Teaching Fellows

Agnes Mondragón

Teaching Fellow in the Social Sciences Mondragon, Agnes

Area of Study

Department of Anthropology

Agnes Mondragón

Teaching Fellow in the Social Sciences

Agnes Mondragón’s research explores the forms of knowledge production and circulation that emerge in contexts of warfare and how they are constitutive of political authority. Her book project, tentatively entitled Mediations of War: Statehood, Criminality, and the Politics of Knowledge in Mexico, delves into the forms of epistemic murk surrounding Mexico’s “war on drug trafficking” and the discursive practices emerging from them. Rather than a militarized confrontation between the state and criminal organizations, it frames the drug war as a conceptual struggle over the shape that these two entities have taken in a context of generalized violence.
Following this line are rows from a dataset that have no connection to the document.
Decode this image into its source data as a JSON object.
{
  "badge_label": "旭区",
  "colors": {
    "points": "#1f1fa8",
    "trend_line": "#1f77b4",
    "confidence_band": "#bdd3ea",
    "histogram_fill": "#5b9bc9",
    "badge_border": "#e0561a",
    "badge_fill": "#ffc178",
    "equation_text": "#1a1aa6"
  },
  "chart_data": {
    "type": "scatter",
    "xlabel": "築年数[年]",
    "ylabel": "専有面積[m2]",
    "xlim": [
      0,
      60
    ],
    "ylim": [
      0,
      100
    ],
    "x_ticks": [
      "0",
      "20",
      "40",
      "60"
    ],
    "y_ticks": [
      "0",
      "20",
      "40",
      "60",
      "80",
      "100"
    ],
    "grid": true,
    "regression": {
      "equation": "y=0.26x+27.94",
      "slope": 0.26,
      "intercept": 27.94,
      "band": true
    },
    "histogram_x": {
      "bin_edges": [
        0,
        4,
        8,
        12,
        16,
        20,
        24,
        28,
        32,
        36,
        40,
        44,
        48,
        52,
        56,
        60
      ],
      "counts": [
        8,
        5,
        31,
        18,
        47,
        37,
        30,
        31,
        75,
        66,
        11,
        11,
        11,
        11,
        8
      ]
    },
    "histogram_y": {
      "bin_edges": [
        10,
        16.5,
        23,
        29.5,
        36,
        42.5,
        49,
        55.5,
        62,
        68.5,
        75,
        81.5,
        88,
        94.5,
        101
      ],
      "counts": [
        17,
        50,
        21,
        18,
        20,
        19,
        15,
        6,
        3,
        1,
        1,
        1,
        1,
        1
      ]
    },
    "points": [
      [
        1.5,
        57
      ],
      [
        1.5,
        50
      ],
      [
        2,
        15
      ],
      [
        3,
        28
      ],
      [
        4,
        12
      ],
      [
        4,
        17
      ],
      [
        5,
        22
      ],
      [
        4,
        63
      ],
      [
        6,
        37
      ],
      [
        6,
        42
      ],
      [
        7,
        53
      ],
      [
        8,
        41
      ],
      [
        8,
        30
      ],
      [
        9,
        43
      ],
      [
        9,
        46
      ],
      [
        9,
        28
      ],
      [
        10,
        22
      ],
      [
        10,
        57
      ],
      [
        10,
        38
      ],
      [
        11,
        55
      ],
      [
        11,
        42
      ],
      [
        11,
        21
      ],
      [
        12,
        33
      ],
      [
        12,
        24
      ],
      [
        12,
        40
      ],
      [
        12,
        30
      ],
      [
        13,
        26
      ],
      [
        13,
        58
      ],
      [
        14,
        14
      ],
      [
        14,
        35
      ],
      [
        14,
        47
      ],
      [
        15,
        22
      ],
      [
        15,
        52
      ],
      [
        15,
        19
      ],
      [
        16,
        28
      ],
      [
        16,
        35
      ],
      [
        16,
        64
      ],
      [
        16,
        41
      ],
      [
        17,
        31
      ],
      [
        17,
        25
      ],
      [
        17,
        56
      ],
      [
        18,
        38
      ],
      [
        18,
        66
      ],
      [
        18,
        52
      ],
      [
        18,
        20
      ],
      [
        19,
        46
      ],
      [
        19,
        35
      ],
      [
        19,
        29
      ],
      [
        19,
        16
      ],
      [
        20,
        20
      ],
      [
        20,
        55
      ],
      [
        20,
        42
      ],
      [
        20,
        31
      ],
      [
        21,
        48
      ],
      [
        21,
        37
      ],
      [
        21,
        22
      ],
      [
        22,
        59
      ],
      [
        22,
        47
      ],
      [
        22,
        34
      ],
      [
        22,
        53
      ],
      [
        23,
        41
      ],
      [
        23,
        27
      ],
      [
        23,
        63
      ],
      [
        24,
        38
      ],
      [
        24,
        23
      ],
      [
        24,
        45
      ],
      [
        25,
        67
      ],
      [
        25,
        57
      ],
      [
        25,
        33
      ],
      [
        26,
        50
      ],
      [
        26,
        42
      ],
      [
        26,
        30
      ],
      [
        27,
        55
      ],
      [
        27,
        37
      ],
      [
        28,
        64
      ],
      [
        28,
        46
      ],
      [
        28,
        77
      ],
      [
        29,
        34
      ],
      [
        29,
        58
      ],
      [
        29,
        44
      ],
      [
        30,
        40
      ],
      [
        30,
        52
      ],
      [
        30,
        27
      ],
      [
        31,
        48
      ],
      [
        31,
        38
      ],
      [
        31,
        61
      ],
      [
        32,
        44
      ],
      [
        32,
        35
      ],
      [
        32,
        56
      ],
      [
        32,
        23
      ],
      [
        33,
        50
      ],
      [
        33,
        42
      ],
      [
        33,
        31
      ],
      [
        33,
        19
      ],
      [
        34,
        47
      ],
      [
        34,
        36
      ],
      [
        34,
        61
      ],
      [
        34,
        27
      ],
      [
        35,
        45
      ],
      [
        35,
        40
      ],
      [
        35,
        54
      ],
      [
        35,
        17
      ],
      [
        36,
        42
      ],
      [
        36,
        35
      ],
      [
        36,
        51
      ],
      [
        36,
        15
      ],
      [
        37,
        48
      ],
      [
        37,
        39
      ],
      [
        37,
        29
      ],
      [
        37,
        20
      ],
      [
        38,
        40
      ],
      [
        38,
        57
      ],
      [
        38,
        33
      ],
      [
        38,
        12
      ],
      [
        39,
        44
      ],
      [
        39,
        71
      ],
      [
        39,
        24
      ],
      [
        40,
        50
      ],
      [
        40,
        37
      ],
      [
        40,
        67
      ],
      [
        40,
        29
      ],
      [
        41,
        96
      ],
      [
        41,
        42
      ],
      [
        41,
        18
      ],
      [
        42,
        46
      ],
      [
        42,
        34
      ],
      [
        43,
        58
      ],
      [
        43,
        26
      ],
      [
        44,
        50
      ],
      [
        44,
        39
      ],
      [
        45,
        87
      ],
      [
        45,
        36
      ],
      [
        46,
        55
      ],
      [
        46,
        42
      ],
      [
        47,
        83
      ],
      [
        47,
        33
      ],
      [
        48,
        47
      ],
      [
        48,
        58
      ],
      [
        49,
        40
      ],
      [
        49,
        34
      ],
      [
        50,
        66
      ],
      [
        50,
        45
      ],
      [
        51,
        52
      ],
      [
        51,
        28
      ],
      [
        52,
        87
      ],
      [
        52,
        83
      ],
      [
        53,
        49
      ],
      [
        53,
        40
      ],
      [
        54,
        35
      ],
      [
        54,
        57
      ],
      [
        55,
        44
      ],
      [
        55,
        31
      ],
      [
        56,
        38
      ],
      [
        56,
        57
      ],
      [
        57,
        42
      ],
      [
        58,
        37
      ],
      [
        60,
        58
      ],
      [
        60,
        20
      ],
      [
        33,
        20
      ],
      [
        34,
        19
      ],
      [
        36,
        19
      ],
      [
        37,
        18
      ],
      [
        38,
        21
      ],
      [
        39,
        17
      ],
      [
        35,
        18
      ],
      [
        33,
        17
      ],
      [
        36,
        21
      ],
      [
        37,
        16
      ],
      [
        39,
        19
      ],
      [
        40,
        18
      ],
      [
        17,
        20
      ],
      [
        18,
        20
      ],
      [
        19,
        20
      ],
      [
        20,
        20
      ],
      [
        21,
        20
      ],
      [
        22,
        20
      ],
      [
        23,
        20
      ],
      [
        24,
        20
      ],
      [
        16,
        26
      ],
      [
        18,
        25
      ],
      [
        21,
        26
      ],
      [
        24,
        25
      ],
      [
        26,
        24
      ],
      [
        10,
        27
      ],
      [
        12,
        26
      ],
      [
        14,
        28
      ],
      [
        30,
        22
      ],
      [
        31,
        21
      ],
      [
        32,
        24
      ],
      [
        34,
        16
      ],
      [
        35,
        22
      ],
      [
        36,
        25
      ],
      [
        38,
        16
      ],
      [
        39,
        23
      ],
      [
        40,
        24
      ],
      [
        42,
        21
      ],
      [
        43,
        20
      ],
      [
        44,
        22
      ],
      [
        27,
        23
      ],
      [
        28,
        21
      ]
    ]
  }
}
Based on 14 months of ethnographic fieldwork in and around Mexico City, it analyzes how Mexico’s national publics render the “war on drug trafficking” intelligible by attending to the symptomatic traces that haunt its violence. 

Her second project ethnographically examines the fallout and feminist responses to the recent increase in gendered violence in Mexico. It explores how anti-violence feminist activists counter gender-based violence by, among other things, mobilizing the semiotic and affective dimensions of its representation—such as transforming the depicted dead feminine body from a weapon of terror into a tool of resistance. She is also interested in the role of discourse in the emerging forms of populist politics in Mexico. Mondragón holds a PhD in Anthropology from the University of Chicago.